Americans are Viewing Veterans All Wrong

by Rachel Baker on November 18, 2014

The other day, I was asked if I thought what I thought about the way Americans viewed Veterans. The person asking me, stated he’d read something on a subreddit about it and was curious about my answer as a veteran.

Then, today, I found this article, which I thought was really interesting in light of the conversation we’d just had about perceptions of veterans. I couldn’t help but wonder if the inception of the subreddit was spawned from this survey in May 2014. The report came out in June, but its possible that it took that long for people to see it.

Because it just came up for me personally, I thought this was worth sharing. Also, here is the link for the Strengthening Perceptions of America’s Post-9/11 Veterans Survey Analysis Report.

Read More:
Americans are Viewing Veterans All Wrong.

What assumptions do you make when you encounter a homeless person?

According to a recent survey, when shown a photo of a man that appears to be homeless, one third of respondents label him as having a mental health issue. Nearly one-in-five believe that he has a criminal past. And, the second most popular response — after the 87-percent of people who identify the man as homeless—almost half of respondents label the homeless-looking person as a military Veteran.

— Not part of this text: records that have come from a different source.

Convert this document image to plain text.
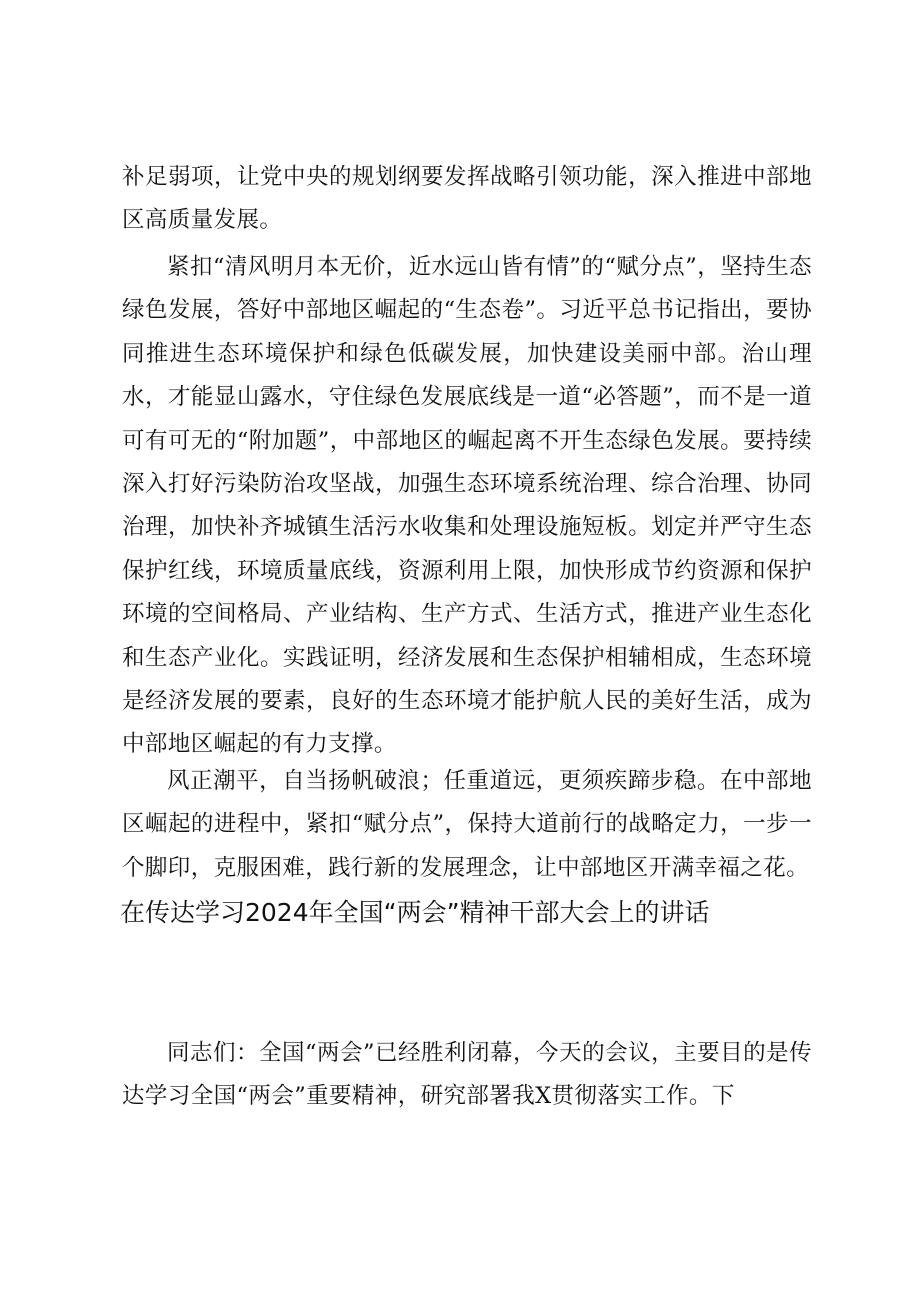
补足弱项，让党中央的规划纲要发挥战略引领功能，深入推进中部地区高质量发展。

紧扣“清风明月本无价，近水远山皆有情”的“赋分点”，坚持生态绿色发展，答好中部地区崛起的“生态卷”。习近平总书记指出，要协同推进生态环境保护和绿色低碳发展，加快建设美丽中部。治山理水，才能显山露水，守住绿色发展底线是一道“必答题”，而不是一道可有可无的“附加题”，中部地区的崛起离不开生态绿色发展。要持续深入打好污染防治攻坚战，加强生态环境系统治理、综合治理、协同治理，加快补齐城镇生活污水收集和处理设施短板。划定并严守生态保护红线，环境质量底线，资源利用上限，加快形成节约资源和保护环境的空间格局、产业结构、生产方式、生活方式，推进产业生态化和生态产业化。实践证明，经济发展和生态保护相辅相成，生态环境是经济发展的要素，良好的生态环境才能护航人民的美好生活，成为中部地区崛起的有力支撑。

风正潮平，自当扬帆破浪；任重道远，更须疾蹄步稳。在中部地区崛起的进程中，紧扣“赋分点”，保持大道前行的战略定力，一步一个脚印，克服困难，践行新的发展理念，让中部地区开满幸福之花。

在传达学习2024年全国“两会”精神干部大会上的讲话

同志们：全国“两会”已经胜利闭幕，今天的会议，主要目的是传达学习全国“两会”重要精神，研究部署我X贯彻落实工作。下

Those who assume that a homeless man is a veteran are wrong nine times out of ten. According to the Department of Housing and Urban Development, Veterans account for less than 10 percent of the total U.S. homeless population.

On behalf of the Got Your 6 campaign, Greenberg Quinlan Rosner Research conducted an online survey in May 2014 of a representative sample of 1,381 adult Americans nationwide. The results demonstrate that perceptions of Veterans are starkly misaligned with reality. And this perceived notion of who America’s Veterans are is not only troubling but also can potentially have a negative impact reintegration.